A small group gathered at the Boot and Shoe on this cold morning. Some had read the forecast which explained why the group was so much smaller than in recent weeks. Nigel had even read the forecast for Chipping and warned us that it was expected to be at the edge of a band of snow crossing from the East.
Most of us set off up Bowerham Lane and Blea Tarn Road but some chose a more direct and less up-and-down route to the Applestore. The main ride followed Proctor Moss Road across the valley of the River Condor and then along the side of the valley above Damas Gill for the first views of Harris End – the sun was shining and much of the sky was blue. We went through Dolphinholme on Wagon Road and around Tinker’s Lane to Long Lane and then a left turn onto Brewer’s Lane to run parallel with Harris End away to our left. Over the footbridge at the ford and then around the bottom of Nicky Nook until we dropped down to the Applestore past the parked cars of Sunday walkers. At the Applestore we found Anne and Mike enjoying bacon sarnies and we joined them to dally over coffees, teas and cakes. The warmth indoors was welcome and there was some reviewing of routes and weather before four of us (Patience, Len, Geoff and Tim) set out for Chipping. Nigel stuck to his forecast and went homewards with Anne and Mike.

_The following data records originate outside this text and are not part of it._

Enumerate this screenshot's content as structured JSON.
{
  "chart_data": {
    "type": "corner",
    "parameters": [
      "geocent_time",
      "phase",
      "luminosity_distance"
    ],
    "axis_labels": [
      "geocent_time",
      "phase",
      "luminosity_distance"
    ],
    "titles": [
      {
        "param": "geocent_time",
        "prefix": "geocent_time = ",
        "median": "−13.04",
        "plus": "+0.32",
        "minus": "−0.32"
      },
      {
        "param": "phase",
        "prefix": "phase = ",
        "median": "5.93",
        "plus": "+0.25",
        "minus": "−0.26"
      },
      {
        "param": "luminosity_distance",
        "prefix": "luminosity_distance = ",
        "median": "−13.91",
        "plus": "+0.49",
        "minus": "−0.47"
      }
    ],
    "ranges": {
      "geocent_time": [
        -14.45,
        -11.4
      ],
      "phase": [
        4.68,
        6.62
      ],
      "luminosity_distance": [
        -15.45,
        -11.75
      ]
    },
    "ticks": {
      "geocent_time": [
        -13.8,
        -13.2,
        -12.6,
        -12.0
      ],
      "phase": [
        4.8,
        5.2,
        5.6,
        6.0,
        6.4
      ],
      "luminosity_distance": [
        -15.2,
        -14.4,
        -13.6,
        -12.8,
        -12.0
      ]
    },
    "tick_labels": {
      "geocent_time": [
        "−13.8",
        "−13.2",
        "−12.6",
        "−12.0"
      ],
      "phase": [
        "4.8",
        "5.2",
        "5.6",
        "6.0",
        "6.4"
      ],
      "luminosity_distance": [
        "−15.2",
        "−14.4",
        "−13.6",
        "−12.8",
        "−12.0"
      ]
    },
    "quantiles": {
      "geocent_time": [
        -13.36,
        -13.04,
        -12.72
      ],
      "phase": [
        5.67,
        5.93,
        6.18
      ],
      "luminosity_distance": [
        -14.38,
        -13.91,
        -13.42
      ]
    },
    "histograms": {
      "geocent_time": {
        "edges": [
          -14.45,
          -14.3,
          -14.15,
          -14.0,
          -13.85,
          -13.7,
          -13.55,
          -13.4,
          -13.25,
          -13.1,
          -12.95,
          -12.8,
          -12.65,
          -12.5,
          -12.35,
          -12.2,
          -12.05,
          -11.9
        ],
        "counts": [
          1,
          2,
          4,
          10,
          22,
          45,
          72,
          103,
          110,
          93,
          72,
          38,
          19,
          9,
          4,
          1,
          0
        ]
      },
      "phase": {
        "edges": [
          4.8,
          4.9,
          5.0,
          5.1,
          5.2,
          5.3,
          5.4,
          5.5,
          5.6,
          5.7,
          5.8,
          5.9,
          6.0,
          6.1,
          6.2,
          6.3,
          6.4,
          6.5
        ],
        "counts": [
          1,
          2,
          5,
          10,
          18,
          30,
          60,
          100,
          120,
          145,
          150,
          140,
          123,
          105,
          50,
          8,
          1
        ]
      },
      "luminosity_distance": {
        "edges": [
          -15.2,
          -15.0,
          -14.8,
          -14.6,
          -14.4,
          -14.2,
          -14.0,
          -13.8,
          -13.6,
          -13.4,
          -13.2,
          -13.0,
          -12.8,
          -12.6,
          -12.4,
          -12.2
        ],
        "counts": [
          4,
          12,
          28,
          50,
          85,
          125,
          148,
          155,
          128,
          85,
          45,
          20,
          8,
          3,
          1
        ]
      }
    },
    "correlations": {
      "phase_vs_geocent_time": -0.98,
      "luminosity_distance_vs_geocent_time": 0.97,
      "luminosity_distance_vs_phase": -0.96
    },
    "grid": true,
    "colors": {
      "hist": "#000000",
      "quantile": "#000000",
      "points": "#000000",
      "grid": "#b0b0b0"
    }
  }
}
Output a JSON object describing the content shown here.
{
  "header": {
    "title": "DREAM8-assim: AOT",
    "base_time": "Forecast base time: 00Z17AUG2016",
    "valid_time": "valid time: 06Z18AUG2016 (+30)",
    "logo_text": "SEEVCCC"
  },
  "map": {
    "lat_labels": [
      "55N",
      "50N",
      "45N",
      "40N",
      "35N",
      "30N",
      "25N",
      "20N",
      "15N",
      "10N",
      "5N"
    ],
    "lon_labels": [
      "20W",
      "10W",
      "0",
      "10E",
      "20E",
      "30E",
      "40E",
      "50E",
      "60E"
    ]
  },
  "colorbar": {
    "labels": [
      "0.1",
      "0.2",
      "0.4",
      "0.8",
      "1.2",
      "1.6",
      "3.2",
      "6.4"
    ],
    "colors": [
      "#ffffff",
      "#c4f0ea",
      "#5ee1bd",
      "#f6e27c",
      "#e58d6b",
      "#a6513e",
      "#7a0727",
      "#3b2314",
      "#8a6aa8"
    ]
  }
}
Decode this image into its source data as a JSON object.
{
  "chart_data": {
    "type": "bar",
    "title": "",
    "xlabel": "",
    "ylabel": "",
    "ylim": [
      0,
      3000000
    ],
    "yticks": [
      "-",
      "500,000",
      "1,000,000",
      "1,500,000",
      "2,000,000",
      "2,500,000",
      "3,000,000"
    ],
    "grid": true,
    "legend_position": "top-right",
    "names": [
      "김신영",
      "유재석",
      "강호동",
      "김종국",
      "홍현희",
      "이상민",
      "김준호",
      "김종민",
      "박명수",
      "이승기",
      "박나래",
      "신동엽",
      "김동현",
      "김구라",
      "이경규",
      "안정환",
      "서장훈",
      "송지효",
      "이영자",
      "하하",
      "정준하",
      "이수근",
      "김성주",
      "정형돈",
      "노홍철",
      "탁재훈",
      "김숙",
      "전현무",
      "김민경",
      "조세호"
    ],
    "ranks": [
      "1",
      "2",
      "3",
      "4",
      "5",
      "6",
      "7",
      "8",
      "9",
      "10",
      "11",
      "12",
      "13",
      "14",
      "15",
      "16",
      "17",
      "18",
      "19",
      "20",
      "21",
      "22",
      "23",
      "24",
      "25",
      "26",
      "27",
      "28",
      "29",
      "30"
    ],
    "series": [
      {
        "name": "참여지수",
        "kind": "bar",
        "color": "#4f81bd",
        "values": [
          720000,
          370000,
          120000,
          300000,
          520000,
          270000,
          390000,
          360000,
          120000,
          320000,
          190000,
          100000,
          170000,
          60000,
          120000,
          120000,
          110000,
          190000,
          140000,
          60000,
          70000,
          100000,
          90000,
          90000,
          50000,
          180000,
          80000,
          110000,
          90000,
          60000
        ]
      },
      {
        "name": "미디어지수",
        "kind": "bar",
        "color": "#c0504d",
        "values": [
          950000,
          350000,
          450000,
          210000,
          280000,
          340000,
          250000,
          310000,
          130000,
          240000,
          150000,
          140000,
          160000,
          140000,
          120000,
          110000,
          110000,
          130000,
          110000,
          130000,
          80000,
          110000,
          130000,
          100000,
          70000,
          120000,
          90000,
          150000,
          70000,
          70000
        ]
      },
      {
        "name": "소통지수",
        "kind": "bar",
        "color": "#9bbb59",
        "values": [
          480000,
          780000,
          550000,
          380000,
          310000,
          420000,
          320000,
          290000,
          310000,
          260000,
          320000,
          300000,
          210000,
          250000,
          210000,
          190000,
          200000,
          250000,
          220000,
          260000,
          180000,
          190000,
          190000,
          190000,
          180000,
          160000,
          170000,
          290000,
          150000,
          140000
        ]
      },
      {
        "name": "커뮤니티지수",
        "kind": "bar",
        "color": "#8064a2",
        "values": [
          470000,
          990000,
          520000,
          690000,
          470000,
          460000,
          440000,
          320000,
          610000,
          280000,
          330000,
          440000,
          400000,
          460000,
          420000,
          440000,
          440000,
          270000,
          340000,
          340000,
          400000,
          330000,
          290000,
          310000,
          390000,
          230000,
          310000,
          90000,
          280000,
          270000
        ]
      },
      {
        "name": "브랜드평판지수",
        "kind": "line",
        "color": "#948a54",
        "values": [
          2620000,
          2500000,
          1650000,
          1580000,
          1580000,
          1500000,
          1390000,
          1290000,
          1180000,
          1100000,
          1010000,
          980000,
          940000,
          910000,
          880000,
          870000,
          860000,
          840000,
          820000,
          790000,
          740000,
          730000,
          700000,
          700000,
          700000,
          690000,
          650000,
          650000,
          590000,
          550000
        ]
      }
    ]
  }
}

To begin with, as we picked up Higher Lane again, the weather was good – still some sun although the views westward across the Fylde included bands of grey cloud. The ups and downs as we rode along the valley side parallel to the motorway didn’t seem too onerous but in places were rather muddy where tree felling had been going on. A familiar route along Sandholme Lane led us to less familiar territory up towards Claughton. The dip to cross the River Brock on Walmsley Bridge Lane was not as pronounced as Brock Bottom, but as we rose on the other side we were met with blasts of wind from the gaps in the hedge just as cars were passing and there was a steep drop to our left. Slowed by the headwind, we made our way to Whitechapel and along Church Lane to Syke House Lane. By now Harris End was way behind us and the dominant landmark was Beacon Fell. We turned almost towards it and then turned away, and by the time we were going up Loud Bridge Lane the wind was getting stronger and began to have rain in it. The weather was coming from east-north-east and that was exactly where we were heading; could we get to Chipping before that mass of grey cloud reaching to the land was upon us? Not quite. The rain was never heavy but was getting wetter as we rode into the village. Our hands and feet were cold and getting inside the Cobbled Corner was a relief from the wind chill and damp. It was not too busy and teas and plates of beans, eggs and sausages were not long in coming; the ‘Paris-Roubaix’ special was popular although we hadn’t ridden quite as far as that…
The rain was still in the air when we left the café for a direct ride back, thankful for having the wind behind us now. And then, as we left Chipping, the rain became sleet and eventually thin snow. Len had a little trouble getting both his feet heaters switched on but we all whizzed along enjoying the descents but wary of the occasional side blasts and the wet road surface. The haul up Delph Lane was not pleasant with the snowy wind blowing through the thin line of trees to our right and the descent to Oakenclough wasn’t the usual freeride pleasure because of road works with reluctant traffic lights. As we rode up beside the Barnacre and Grizedale reservoirs, there was Harris End again with the wind whipping down the gaps between the fells (Hazelhurst, Stake House and Harris End). The damp road suggested caution for the approach to the cattle grid at the bottom – but there wasn’t any of the traffic that gathers there on a fine day. Once round the bottom of Harris End, the weather seemed to lighten a little and the prospect of Lancaster to the north west looked better. But even was we zipped down through Street and across the Wyre, it was still damp and windy and the slog up past Wyreside Lodge was accompanied by half a dozen cars who all seemed able to see around blind corners. The wind blew us along towards Galgate and the gentle downhill meant there was not too much peddling to do. Up through the University, we rode back to Hala and at the Booths crossroads split up. A ride with not many miles or miles per hour and rather more weather than we would have wished for – I’m sure we were all glad to get back to warm houses.